FAQ about the IKEA Layoffs of 2026

Why is IKEA closing stores in 2026?

IKEA is closing select stores in 2026 because of three structural forces: (1) e-commerce now exceeds 20% of total sales, reducing the need for large warehouse footprints; (2) intensifying competition from Amazon, Wayfair, and marketplace retailers offering same-day delivery; (3) a corporate restructuring under new Ingka Group CEO Juvencio Maeztu aimed at cutting bureaucracy and redirecting resources to digital and smaller-format stores. The Borlänge closure is the first in Sweden in 40 years, but it follows a global pattern of large-store closures and smaller “Lada” format openings.

How many IKEA layoffs are happening in 2026?

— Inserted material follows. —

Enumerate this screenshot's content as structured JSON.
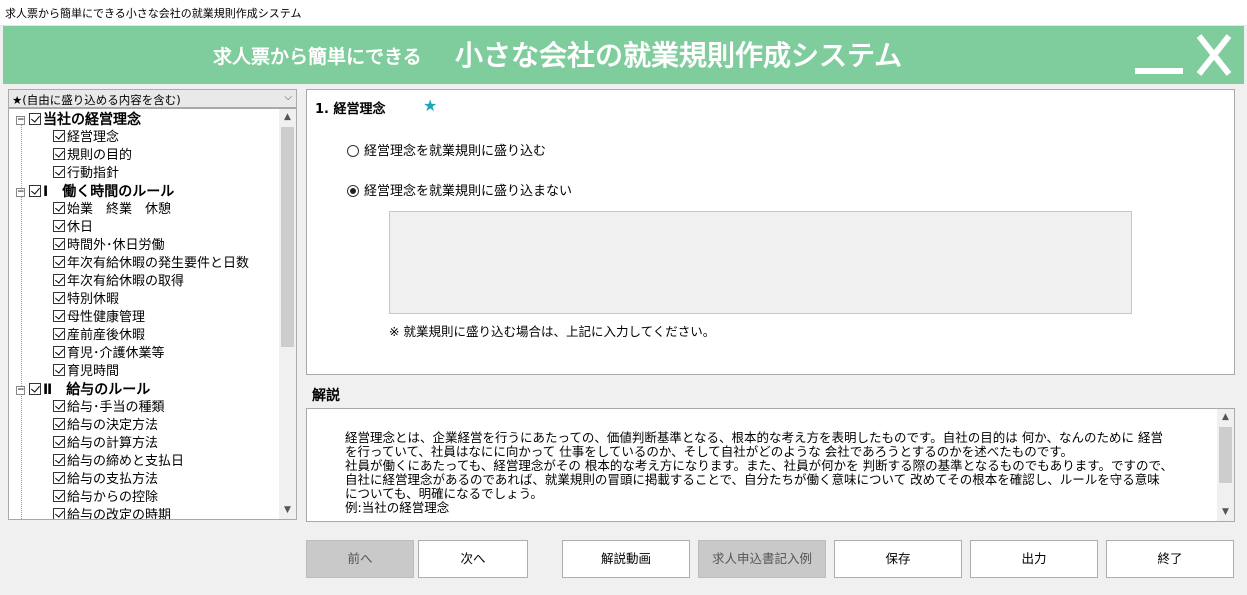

IKEA announced 945 global layoffs in March 2026, with 625 of them in Sweden (concentrated in Malmö and Helsingborg offices). Additionally, the Memphis, Tennessee store closure will affect 114 U.S. employees through August 2026, and the Borlänge, Sweden closure puts 230 jobs at risk through 2027. The total direct headcount impact for 2026 is approximately 1,289 employees, though the company has stated some workers may be transferred to other locations or absorbed into the new smaller-format stores.

Will IKEA close more stores in Sweden?

According to Michael Parker, Acting Country Manager for IKEA Sweden, the Borlänge decision “is not the start of a wider wave of closures in Sweden” and there are “no plans to close additional warehouses.” However, this statement should be read alongside the global pattern: IKEA is systematically transitioning from large warehouse stores to smaller Lada-format showrooms in every major market. The pace and exact locations may vary, but the structural direction is clear. Workers and municipalities in Swedish cities with aging IKEA stores have reason to monitor this trend closely.

What is IKEA’s new Lada format?

“Lada” (Swedish for “barn”) is IKEA’s small-format store concept, piloted since 2025 in the UK, Texas, and Poland, with China, India, and France next. Lada stores typically measure 3,000-7,000 square meters (vs. 25,000-35,000 for traditional blue-box stores), are located in or near urban centers, and focus on showroom display rather than self-service warehouse pickup. Italy’s XS store format in Fiumicino, opened in 2023, follows the same logic. The Borlänge replacement store will operate as a 5,000 sqm Lada-style location inside the existing Kupolen shopping centre.

What happens to the 230 employees in Borlänge?

The 230 Borlänge employees face a long but uncertain transition. The current store will remain open until 2027, when the smaller 5,000 sqm replacement opens at Kupolen shopping centre. IKEA has acknowledged that the smaller format needs fewer staff but has not specified the final headcount. Standard Swedish labor practice requires negotiations with the Handels trade union, which represents most workers. Some employees may be transferred to the new store, offered positions at other Swedish IKEA locations, or take negotiated severance. The long timeline gives workers time to plan but also extends the psychological burden of uncertainty.

This pattern — the automation and digital-channel-driven contraction of historically stable workforces — is the defining labor market story of the late 2020s. It’s the same dynamic visible in the April 2026 jobs report, where growth concentrated almost exclusively in healthcare while every other major sector contracted. It’s visible in tech layoffs, in finance restructuring, and now, definitively, in legacy retail.

As Miguel Fernandez Johnson of the Handels union put it when speaking to Arbetet about his Borlänge colleagues: many “have taken out loans for housing, bought a new car or started a family” — and they are now reckoning with the fact that the economic foundation those decisions were built on has shifted underneath them.